Settlers are given 5 to 12 acres of land, depending on location, after homesteading for five years. A one-year subsistance allowance, simple tools, seed and fertilizer are also provided.

Thin Topsoil

About 75% of the resettlement land was rain forest, which was left with very thin topsoil once cleared.

“It is essential to improve the quality of transmigration and learn from the mistakes of the past,” said Emil Salim, the minister of state for population and the environment. “In future we must select sites that take into account the natural carrying capacity of the land.”

Only about 10,000 families--50,000 people at the official figure of five per family--are expected to migrate this year, and no new settlements are being prepared.

Advertisement

Originally designed to ease overcrowding on Java, Bali, Madura and Lombok, transmigration is now intended to improve the living standards of settlers and to develop virgin tracts in the world’s largest archipelago.

30 Million Too Many

Java’s population is 100 million, and officials say that ideally it should have only 70 million people. Bali, Lombok and parts of Sumatra are less crowded. Now the fifth most-populous country, Indonesia’s population is likely to reach 320 million to 350 million in 50 years, according to some projections.

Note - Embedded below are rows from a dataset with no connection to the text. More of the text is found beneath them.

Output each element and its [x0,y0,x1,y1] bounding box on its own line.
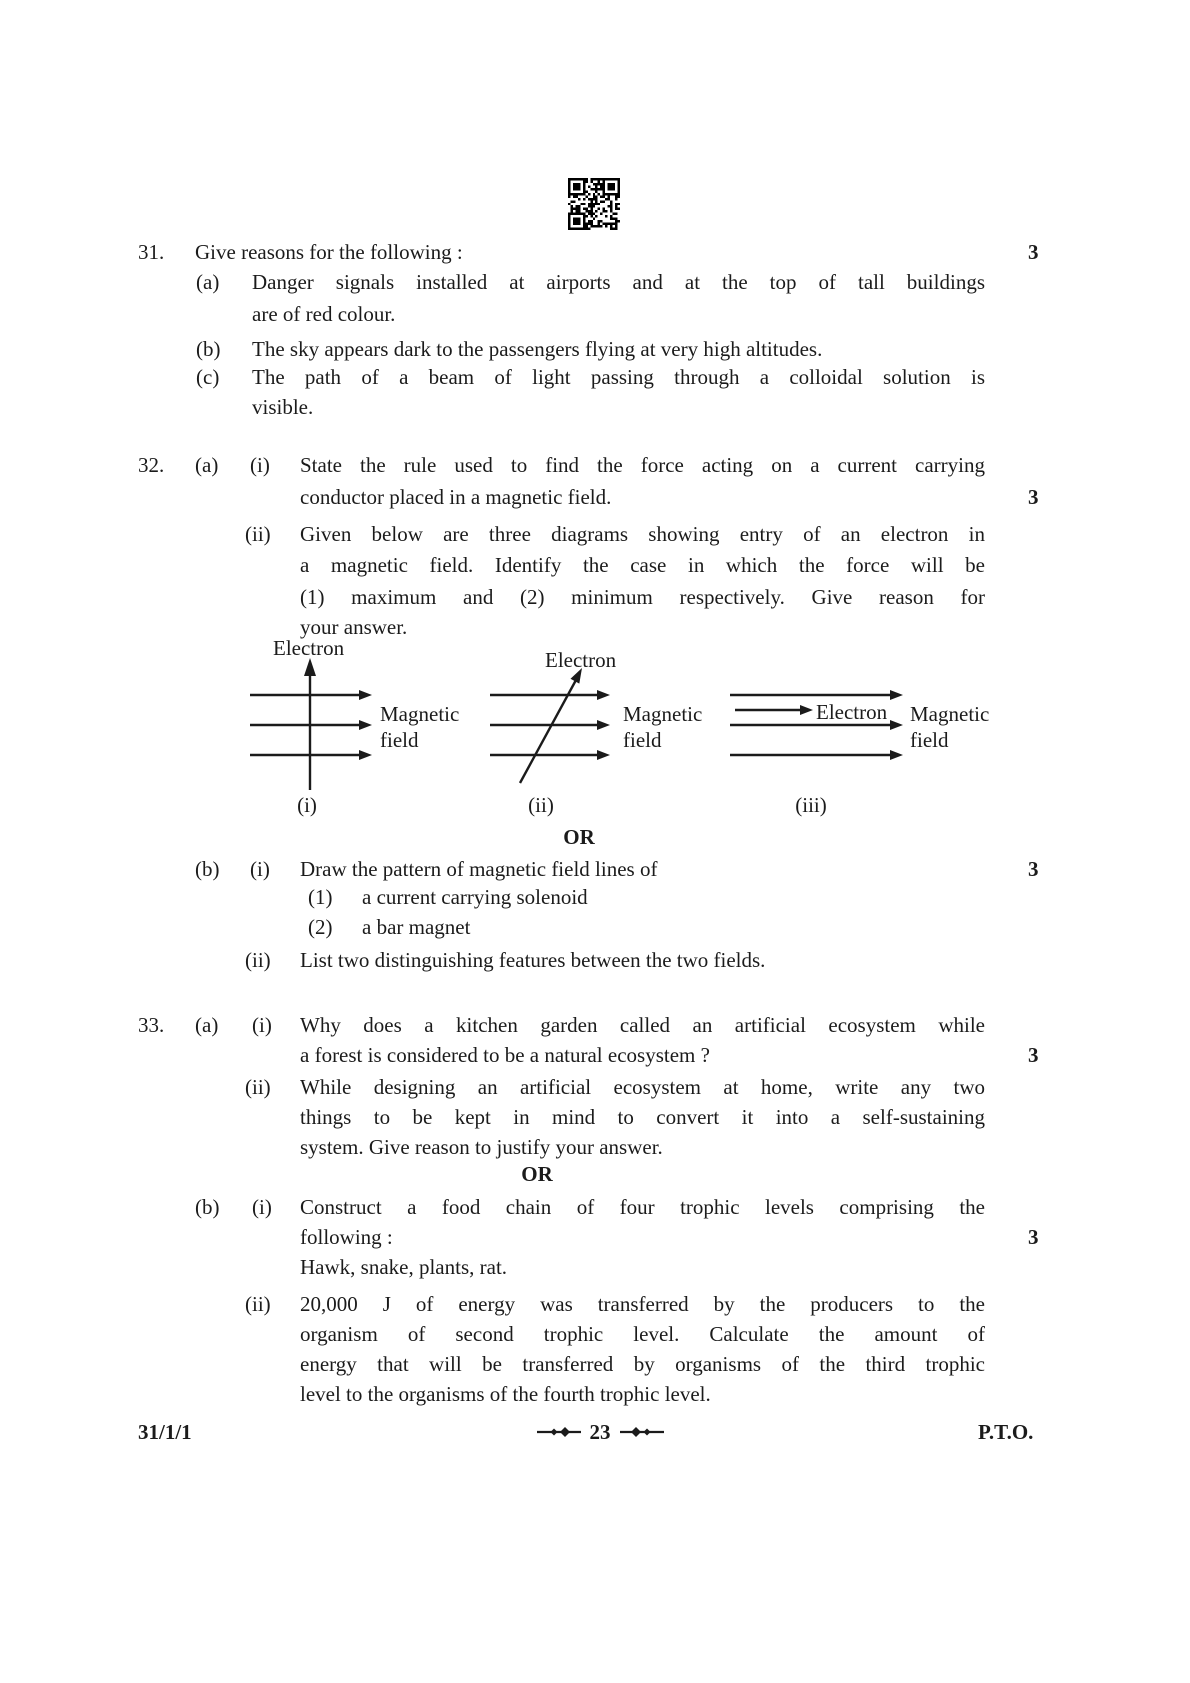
diagram3-field-word: field [910,728,949,752]
left-diamond-rule-icon [537,1426,581,1438]
q33-b-ii-label: (ii) [245,1292,271,1316]
q33-b-i-line-3: Hawk, snake, plants, rat. [300,1255,508,1279]
q33-b-marks: 3 [1028,1225,1039,1249]
diagram2-field-word: field [623,728,662,752]
q31-item-a-label: (a) [196,270,220,294]
q32-a-label: (a) [195,453,219,477]
diagram2-magnetic-field-label [623,701,702,753]
diagram2-electron-label: Electron [545,648,617,672]
diagram1-case-label: (i) [297,793,317,817]
q33-number: 33. [138,1013,165,1037]
q32-b-i-sub2-label: (2) [308,915,333,939]
q31-item-c-line-1: The path of a beam of light passing through a colloidal solution is [252,365,985,389]
diagram1-magnetic-field-label [380,701,459,753]
footer-page-number: 23 [589,1420,611,1444]
q33-b-ii-line-1: 20,000 J of energy was transferred by the producers to the [300,1292,985,1316]
q32-b-label: (b) [195,857,220,881]
q33-b-ii-line-4: level to the organisms of the fourth trophic level. [300,1382,711,1406]
diagram1-electron-label: Electron [273,636,345,660]
q32-a-i-label: (i) [250,453,270,477]
diagram3-magnetic-word: Magnetic [910,702,990,726]
q33-a-ii-line-2: things to be kept in mind to convert it into a self-sustaining [300,1105,985,1129]
diagram1-field-word: field [380,728,419,752]
diagram3-case-label: (iii) [795,793,827,817]
q32-number: 32. [138,453,165,477]
q33-b-i-line-2: following : [300,1225,393,1249]
q32-a-ii-line-4: your answer. [300,615,408,639]
diagram2-magnetic-word: Magnetic [623,702,703,726]
q32-b-ii-label: (ii) [245,948,271,972]
q32-a-ii-label: (ii) [245,522,271,546]
q33-a-i-line-1: Why does a kitchen garden called an artificial ecosystem while [300,1013,985,1037]
q31-item-a-line-2: are of red colour. [252,302,396,326]
q32-b-i-line-1: Draw the pattern of magnetic field lines of [300,857,658,881]
right-diamond-rule-icon [620,1426,664,1438]
q31-item-c-line-2: visible. [252,395,314,419]
q32-b-ii-line-1: List two distinguishing features between the two fields. [300,948,766,972]
q32-or-divider: OR [563,825,595,849]
q32-a-i-line-2: conductor placed in a magnetic field. [300,485,612,509]
q32-b-i-label: (i) [250,857,270,881]
q32-b-i-sub2-text: a bar magnet [362,915,471,939]
q32-a-ii-line-3: (1) maximum and (2) minimum respectively. Give reason for [300,585,985,609]
q33-a-ii-line-1: While designing an artificial ecosystem at home, write any two [300,1075,985,1099]
q33-b-i-line-1: Construct a food chain of four trophic levels comprising the [300,1195,985,1219]
q32-b-marks: 3 [1028,857,1039,881]
q31-item-b-label: (b) [196,337,221,361]
q32-b-i-sub1-label: (1) [308,885,333,909]
q31-item-c-label: (c) [196,365,220,389]
q32-b-i-sub1-text: a current carrying solenoid [362,885,588,909]
footer-page-number-block [450,1417,750,1447]
diagram3-magnetic-field-label [910,701,989,753]
q33-a-label: (a) [195,1013,219,1037]
q31-number: 31. [138,240,165,264]
q31-marks: 3 [1028,240,1039,264]
footer-pto: P.T.O. [978,1420,1034,1444]
q33-a-marks: 3 [1028,1043,1039,1067]
q33-a-i-line-2: a forest is considered to be a natural ecosystem ? [300,1043,710,1067]
q33-b-i-label: (i) [252,1195,272,1219]
q31-item-b-line-1: The sky appears dark to the passengers flying at very high altitudes. [252,337,823,361]
diagram2-case-label: (ii) [528,793,554,817]
q32-a-marks: 3 [1028,485,1039,509]
q33-b-label: (b) [195,1195,220,1219]
q33-or-divider: OR [521,1162,553,1186]
q32-a-ii-line-1: Given below are three diagrams showing entry of an electron in [300,522,985,546]
q33-a-ii-line-3: system. Give reason to justify your answer. [300,1135,663,1159]
q32-a-i-line-1: State the rule used to find the force acting on a current carrying [300,453,985,477]
qr-code-icon [565,178,623,230]
diagram3-electron-label: Electron [816,700,888,724]
footer-paper-code: 31/1/1 [138,1420,192,1444]
q32-a-ii-line-2: a magnetic field. Identify the case in which the force will be [300,553,985,577]
q33-a-i-label: (i) [252,1013,272,1037]
q33-a-ii-label: (ii) [245,1075,271,1099]
q31-stem: Give reasons for the following : [195,240,463,264]
q33-b-ii-line-3: energy that will be transferred by organisms of the third trophic [300,1352,985,1376]
diagram1-magnetic-word: Magnetic [380,702,460,726]
q33-b-ii-line-2: organism of second trophic level. Calculate the amount of [300,1322,985,1346]
q31-item-a-line-1: Danger signals installed at airports and at the top of tall buildings [252,270,985,294]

Of Indonesia’s 13,677 islands, 6,004 of them have names and about 4,000 are inhabited. Its total surface area, including the seas within its frontiers, is more than 1.8 million square miles, roughly the same size as the continental United States.

Mass resettlement began 83 years ago under the Dutch colonial government, when Indonesia was known as the Dutch East Indies. Javanese were shipped to Sumatra starting in 1905, with at least 600,000 conscripted as plantation workers.

The Dutch, who left in 1949, were moving about 40,000 people a year by 1940. Transmigration was interrupted by World War II but resumed when Indonesia became independent under President Sukarno.

By 1965 most of the good farm land was under cultivation. After 1966 planners concentrated their efforts on reclaiming swampland. Most resettlement in recent years has been in upland areas of Sumtra and Kalimantan (Borneo) on soils far less fertile than volcanic Java.